Страх и трепет европейского кино

Страх и трепет европейского кино

В Доме кино завершился XIII Международный Фестиваль фестивалей. Итоги подводит МИХАИЛ ТРОФИМЕНКОВ. Гран-при, определяемый путем опроса зрителей.

В Доме кино завершился XIII Международный Фестиваль фестивалей. Итоги подводит МИХАИЛ ТРОФИМЕНКОВ.

Гран-при, определяемый путем опроса зрителей, разделили "Солнце" Александра Сокурова и "Хористы" (Les Choristes) Кристофа Баратье, "педагогическая поэма" об учителе музыки в интернате для трудных подростков.
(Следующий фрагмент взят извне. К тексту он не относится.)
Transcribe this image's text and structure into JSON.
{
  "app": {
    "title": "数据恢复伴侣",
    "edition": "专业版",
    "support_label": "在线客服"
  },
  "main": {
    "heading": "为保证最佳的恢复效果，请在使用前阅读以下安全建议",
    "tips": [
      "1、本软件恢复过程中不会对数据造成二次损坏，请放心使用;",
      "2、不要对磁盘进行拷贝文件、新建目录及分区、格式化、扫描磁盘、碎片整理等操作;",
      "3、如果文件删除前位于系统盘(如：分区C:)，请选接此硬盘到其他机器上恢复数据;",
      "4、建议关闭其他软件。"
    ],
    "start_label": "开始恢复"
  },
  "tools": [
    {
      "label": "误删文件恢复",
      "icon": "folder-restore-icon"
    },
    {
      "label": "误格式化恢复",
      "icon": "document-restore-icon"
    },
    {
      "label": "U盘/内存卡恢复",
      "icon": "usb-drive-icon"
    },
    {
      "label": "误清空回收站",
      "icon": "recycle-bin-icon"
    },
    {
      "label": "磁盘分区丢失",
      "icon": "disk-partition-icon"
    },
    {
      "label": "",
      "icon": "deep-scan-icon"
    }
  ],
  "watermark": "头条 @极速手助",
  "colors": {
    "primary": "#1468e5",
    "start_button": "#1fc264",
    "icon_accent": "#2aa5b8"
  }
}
Приз творческой поддержки имени Николая Овсянникова, одного из создателей фестиваля, также раздвоился. Его получили Александр Плаксин за роль в фильме Светланы Проскуриной "Удаленный доступ" и Сергей Потемкин за режиссерский дебют "Город без солнца". Оба эти фильма (Ъ писал о них 30 июня) будут представлять Россию в конкурсе Международного кинофестиваля в Карловых Варах. А завершить фестиваль организаторы решили фильмом бельгийца Фредерика Фонтена "Жена Жиля" (La Femme de Gilles). Бельгия после каннского триумфа братьев Дарденн в моде. Бесхитростный Фонтен сделал ставку на то же, на что и Дарденны: на всматривание в мелочи жизни, сквозь которые прорастает трагедия библейского масштаба. Но, если у Дарденнов человек забивает гвоздь, на это смотреть невыносимо тревожно: таким саспенсом они насыщают каждый кадр. А у Фонтена смотреть на молчаливые страдания пролетарской жены, догадавшейся, что мужа затащила в постель ее сестра, просто томительно. А ее финальное самоубийство оставляет совершенно равнодушным.
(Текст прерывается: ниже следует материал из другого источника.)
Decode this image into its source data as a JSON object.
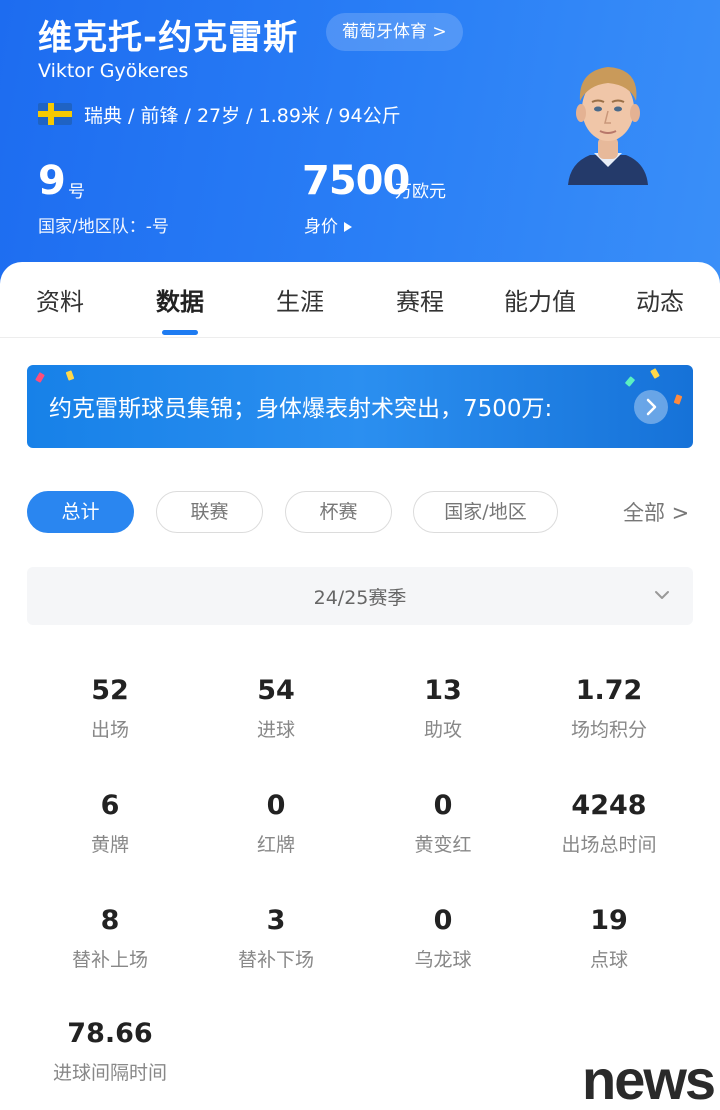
{
  "header": {
    "name_cn": "维克托-约克雷斯",
    "team_pill": "葡萄牙体育 >",
    "name_en": "Viktor Gyökeres",
    "country_flag_icon": "sweden-flag-icon",
    "meta": "瑞典 / 前锋 / 27岁 / 1.89米 / 94公斤",
    "shirt_number": "9",
    "shirt_unit": "号",
    "national_team": "国家/地区队：-号",
    "market_value": "7500",
    "market_value_unit": "万欧元",
    "market_value_label": "身价",
    "accent_color": "#1d6cf0"
  },
  "tabs": [
    "资料",
    "数据",
    "生涯",
    "赛程",
    "能力值",
    "动态"
  ],
  "active_tab": "数据",
  "banner": {
    "text": "约克雷斯球员集锦；身体爆表射术突出，7500万:"
  },
  "filters": {
    "chips": [
      "总计",
      "联赛",
      "杯赛",
      "国家/地区"
    ],
    "active": "总计",
    "all_label": "全部 >"
  },
  "season": {
    "selected": "24/25赛季"
  },
  "stats": [
    {
      "value": "52",
      "label": "出场"
    },
    {
      "value": "54",
      "label": "进球"
    },
    {
      "value": "13",
      "label": "助攻"
    },
    {
      "value": "1.72",
      "label": "场均积分"
    },
    {
      "value": "6",
      "label": "黄牌"
    },
    {
      "value": "0",
      "label": "红牌"
    },
    {
      "value": "0",
      "label": "黄变红"
    },
    {
      "value": "4248",
      "label": "出场总时间"
    },
    {
      "value": "8",
      "label": "替补上场"
    },
    {
      "value": "3",
      "label": "替补下场"
    },
    {
      "value": "0",
      "label": "乌龙球"
    },
    {
      "value": "19",
      "label": "点球"
    },
    {
      "value": "78.66",
      "label": "进球间隔时间"
    }
  ],
  "watermark": "news"
}
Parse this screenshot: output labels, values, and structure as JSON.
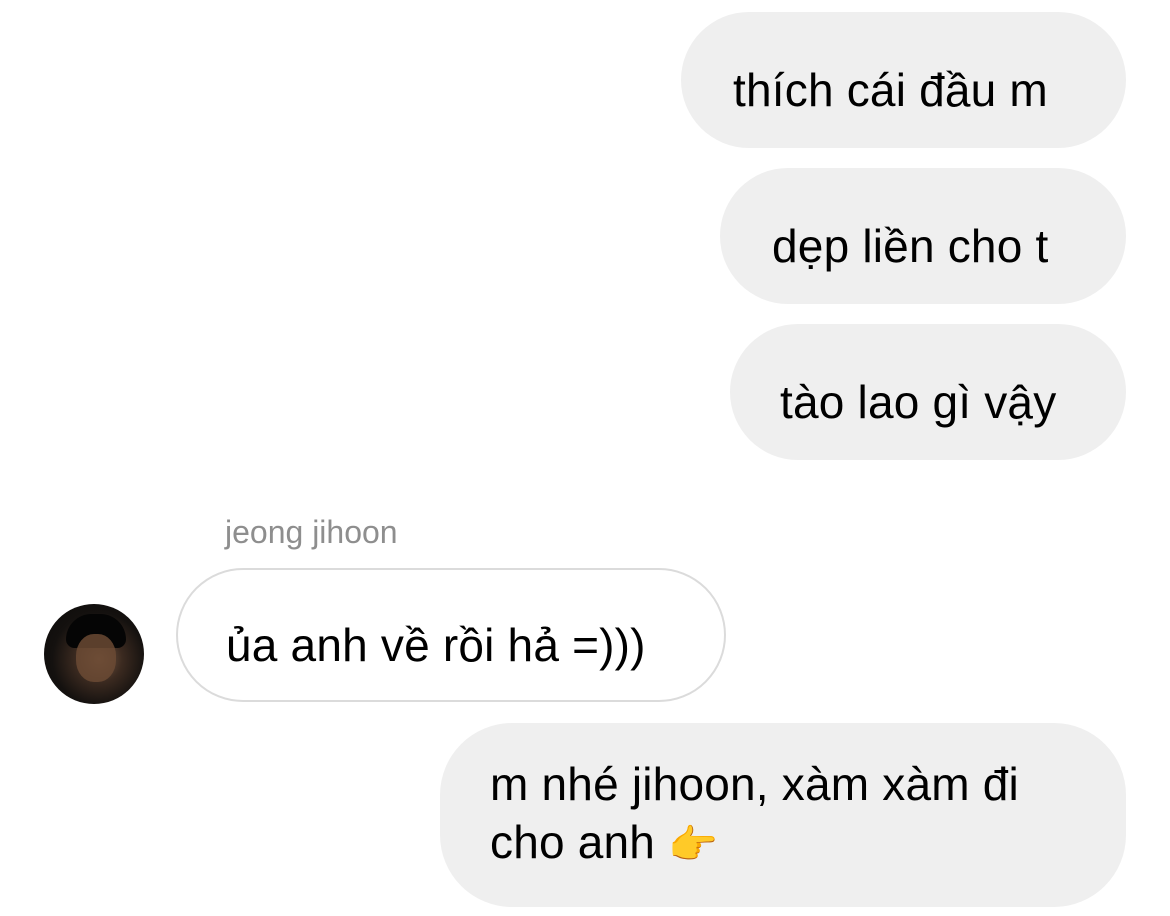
{
  "messages": [
    {
      "direction": "outgoing",
      "text": "thích cái đầu m"
    },
    {
      "direction": "outgoing",
      "text": "dẹp liền cho t"
    },
    {
      "direction": "outgoing",
      "text": "tào lao gì vậy"
    },
    {
      "direction": "incoming",
      "sender": "jeong jihoon",
      "text": "ủa anh về rồi hả =)))"
    },
    {
      "direction": "outgoing",
      "text": "m nhé jihoon, xàm xàm đi\ncho anh",
      "emoji": "👉",
      "emoji_icon": "pointing-hand-icon"
    }
  ],
  "colors": {
    "outgoing_bubble": "#efefef",
    "incoming_border": "#dbdbdb",
    "sender_name": "#8e8e8e"
  }
}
Среди петербургских режиссеров есть, пожалуй, только один, Евгений Юфит, кто умеет самые невинные вещи, какую-нибудь опушку, снять так, что мурашки бегут по коже и кажется, что вот-вот из пруда вылезет облепленный раками утопленник. "Прямохождение" -- самая совершенная работа режиссера-аскета, которого по инерции именуют "некрореалистом", хотя он давно вышел за рамки этого панковского движения 1980-х годов. Нет, конечно, все юфитовские заморочки в наличии. Есть мотив секретных экспериментов ученых-фанатиков: основанные на реальной практике 1920-х годов опыты по скрещиванию человека и обезьяны. Есть мужики, которые, заголясь, мечутся по лугам и лесам. Можно назвать это индивидуальной мифологией, неустанно разрабатываемой режиссером, можно -- индивидуальными "тараканами". Но главное в фильме не это, а атмосфера интеллигентской дачи, смесь восторга от ночного костра на семейном празднике и жути, которую нагоняют то найденные в подвале дряхлые рукописи и кинопленки, то похожий на черепаху старик-сосед, то просто порыв ветра.
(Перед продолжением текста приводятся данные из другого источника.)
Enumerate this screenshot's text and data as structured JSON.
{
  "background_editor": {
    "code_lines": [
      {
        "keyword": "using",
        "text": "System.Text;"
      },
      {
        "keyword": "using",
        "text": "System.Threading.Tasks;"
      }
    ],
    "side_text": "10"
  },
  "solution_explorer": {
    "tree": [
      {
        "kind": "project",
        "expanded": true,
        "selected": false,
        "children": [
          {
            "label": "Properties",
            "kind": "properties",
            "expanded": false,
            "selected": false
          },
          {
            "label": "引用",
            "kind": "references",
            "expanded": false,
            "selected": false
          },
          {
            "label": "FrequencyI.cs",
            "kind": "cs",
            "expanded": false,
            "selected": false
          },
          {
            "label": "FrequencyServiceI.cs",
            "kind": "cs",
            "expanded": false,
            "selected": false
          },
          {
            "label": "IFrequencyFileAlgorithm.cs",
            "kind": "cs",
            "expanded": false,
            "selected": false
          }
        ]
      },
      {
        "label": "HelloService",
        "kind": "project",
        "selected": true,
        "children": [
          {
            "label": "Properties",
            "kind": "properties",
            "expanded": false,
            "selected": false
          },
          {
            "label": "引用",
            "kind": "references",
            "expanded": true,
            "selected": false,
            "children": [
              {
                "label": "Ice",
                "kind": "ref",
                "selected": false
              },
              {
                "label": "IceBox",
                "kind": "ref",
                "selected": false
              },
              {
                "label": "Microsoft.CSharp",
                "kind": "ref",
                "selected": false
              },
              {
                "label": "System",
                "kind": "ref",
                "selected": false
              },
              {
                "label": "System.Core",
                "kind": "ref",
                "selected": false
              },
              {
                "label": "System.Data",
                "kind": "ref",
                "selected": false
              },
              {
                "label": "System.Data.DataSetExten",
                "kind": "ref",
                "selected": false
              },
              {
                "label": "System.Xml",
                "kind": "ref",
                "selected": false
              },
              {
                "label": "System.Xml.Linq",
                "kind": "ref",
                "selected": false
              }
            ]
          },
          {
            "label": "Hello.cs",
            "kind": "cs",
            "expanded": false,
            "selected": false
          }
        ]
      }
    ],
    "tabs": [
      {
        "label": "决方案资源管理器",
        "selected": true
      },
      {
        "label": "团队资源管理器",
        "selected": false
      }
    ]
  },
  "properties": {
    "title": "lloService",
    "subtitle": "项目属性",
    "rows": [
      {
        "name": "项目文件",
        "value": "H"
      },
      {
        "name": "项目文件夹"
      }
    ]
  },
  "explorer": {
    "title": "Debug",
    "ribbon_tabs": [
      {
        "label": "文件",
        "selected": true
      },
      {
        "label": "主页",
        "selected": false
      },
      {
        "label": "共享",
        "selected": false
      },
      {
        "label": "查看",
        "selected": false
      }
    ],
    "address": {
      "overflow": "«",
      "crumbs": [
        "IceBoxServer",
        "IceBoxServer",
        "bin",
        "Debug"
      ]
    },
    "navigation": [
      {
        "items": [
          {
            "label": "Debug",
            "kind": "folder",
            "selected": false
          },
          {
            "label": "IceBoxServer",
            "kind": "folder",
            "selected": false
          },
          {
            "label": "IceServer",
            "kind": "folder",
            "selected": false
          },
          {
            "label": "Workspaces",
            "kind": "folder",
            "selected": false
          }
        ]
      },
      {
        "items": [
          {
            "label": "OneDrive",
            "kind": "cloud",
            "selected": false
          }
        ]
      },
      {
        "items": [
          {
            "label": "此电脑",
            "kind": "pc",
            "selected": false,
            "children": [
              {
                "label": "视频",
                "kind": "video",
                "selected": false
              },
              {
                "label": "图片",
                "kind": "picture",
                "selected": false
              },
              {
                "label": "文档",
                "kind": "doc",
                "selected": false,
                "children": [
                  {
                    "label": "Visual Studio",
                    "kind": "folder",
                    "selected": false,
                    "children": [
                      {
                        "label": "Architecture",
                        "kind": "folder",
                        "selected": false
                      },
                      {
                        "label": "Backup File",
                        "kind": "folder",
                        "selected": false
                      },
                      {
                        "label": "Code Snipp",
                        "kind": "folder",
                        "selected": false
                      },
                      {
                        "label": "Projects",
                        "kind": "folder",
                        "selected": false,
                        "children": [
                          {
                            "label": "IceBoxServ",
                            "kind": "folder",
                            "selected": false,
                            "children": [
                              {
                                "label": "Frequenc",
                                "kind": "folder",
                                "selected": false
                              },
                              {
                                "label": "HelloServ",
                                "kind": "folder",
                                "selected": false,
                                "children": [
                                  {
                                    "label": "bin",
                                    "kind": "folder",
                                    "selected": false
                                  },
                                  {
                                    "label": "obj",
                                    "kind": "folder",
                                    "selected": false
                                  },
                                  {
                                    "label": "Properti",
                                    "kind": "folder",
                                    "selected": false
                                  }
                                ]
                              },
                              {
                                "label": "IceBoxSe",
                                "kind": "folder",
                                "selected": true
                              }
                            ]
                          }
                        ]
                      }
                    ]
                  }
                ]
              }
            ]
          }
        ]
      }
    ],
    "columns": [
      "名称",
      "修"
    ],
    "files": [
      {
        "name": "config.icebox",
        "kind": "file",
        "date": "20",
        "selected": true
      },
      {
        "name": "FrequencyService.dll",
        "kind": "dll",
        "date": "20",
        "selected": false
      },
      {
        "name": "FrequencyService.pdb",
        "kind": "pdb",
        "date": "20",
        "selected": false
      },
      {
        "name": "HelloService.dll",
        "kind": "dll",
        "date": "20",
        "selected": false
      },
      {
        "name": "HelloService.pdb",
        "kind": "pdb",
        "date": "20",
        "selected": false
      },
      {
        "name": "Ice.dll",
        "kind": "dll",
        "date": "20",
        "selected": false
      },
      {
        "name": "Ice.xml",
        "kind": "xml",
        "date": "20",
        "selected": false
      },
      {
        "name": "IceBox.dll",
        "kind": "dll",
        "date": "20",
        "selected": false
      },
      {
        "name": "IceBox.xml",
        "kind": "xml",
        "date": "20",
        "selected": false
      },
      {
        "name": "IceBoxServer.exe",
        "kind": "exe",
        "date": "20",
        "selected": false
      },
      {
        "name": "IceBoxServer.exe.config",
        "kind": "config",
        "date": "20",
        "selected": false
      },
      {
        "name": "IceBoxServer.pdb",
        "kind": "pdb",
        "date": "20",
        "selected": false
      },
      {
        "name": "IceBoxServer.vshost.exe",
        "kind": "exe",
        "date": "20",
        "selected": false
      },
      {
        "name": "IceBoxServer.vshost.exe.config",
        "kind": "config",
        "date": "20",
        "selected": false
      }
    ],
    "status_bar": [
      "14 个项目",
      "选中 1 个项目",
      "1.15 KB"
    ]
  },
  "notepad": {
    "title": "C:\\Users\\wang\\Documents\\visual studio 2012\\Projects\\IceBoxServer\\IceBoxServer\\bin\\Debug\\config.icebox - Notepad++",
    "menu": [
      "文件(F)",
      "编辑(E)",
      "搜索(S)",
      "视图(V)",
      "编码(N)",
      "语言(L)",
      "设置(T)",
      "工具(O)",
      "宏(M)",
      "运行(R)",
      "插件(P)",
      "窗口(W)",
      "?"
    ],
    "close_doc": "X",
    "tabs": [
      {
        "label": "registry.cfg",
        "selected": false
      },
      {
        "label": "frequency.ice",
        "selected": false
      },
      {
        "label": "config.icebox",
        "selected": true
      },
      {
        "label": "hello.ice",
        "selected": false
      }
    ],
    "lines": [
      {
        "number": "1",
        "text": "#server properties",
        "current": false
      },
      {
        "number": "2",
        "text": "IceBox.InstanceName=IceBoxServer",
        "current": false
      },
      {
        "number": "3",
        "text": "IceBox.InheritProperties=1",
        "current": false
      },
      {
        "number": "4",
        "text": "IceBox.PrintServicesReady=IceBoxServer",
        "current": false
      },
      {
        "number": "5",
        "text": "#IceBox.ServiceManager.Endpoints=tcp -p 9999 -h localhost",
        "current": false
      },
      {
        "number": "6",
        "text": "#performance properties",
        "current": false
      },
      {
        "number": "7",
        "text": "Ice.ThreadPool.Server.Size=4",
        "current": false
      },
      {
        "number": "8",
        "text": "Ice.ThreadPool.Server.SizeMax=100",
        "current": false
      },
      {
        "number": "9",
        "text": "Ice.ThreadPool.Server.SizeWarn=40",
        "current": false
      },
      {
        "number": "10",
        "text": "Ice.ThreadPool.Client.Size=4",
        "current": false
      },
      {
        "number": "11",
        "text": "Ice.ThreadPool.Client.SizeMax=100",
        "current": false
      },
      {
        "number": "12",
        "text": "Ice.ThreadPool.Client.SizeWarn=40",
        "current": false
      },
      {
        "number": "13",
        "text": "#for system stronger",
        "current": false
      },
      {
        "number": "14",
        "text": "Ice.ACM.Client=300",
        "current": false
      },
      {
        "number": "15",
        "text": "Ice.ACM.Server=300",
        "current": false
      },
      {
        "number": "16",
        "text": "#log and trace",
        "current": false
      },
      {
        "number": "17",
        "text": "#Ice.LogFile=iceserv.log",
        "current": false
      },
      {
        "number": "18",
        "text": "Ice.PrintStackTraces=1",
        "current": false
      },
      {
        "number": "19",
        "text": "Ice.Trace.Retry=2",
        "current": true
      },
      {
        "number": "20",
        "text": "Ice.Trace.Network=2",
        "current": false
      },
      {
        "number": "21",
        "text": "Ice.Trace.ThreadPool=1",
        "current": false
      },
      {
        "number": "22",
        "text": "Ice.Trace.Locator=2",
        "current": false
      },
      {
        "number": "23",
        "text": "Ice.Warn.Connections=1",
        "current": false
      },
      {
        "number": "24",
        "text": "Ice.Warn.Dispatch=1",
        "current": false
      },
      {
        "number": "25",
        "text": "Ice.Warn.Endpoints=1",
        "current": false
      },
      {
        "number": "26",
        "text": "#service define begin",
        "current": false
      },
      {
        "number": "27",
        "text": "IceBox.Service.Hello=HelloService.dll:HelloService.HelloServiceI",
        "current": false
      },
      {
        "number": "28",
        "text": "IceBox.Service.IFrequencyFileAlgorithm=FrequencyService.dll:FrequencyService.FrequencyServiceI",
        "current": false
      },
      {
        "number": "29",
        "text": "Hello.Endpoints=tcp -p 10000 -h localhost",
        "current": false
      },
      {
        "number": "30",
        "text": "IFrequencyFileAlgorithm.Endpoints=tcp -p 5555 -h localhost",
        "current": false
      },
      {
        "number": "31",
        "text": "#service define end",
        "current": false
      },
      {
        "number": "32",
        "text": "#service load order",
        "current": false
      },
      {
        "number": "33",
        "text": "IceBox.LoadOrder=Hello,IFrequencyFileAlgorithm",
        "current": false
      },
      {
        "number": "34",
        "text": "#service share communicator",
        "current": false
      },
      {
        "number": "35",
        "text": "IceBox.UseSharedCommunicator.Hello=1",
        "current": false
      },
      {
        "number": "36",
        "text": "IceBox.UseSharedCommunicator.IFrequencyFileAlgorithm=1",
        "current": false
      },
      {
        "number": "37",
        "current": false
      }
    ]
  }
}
Жуть, материализующаяся из ниоткуда, вторжение необъяснимого в благополучную жизнь -- тема и "Тайного" (Cache) работающего во Франции австрийца Михаэля Ханеке, лучшего фильма международной программы фестиваля. Ведущему литературной телепередачи подбрасывают под дверь кассеты с вроде бы невинными съемками его дома: знак неустанной слежки невидимого врага. К кассетам прибавляются детские рисунки: ребенок с хлещущей изо рта кровью, обезглавленный петух. Разгадка, кажется, кроется в детстве героя, когда он выжил из дому усыновленного родителями алжирского мальчика. Но и состарившийся мальчик найден, и пролилась его собственная кровь, чьи потеки на стене повторят мотивы детских рисунков, но обжитой мир навсегда отравлен тревогой: соглядатай, кажется, никуда не делся. Ханеке виртуозно, холодно и проницательно, почти садистски, как и в предыдущих фильмах, развивает тему повседневного апокалипсиса, хрупкости европейской цивилизации. По Ханеке, ей угрожает не "чужой", явившийся из третьего мира, а она сама, не уверенная в себе, страдающая от нечистой совести и перманентного чувства вины. А страшный соглядатай, напоминающей европейцам об этом, конечно, никакой не мститель-алжирец, а сам Михаэль Ханеке.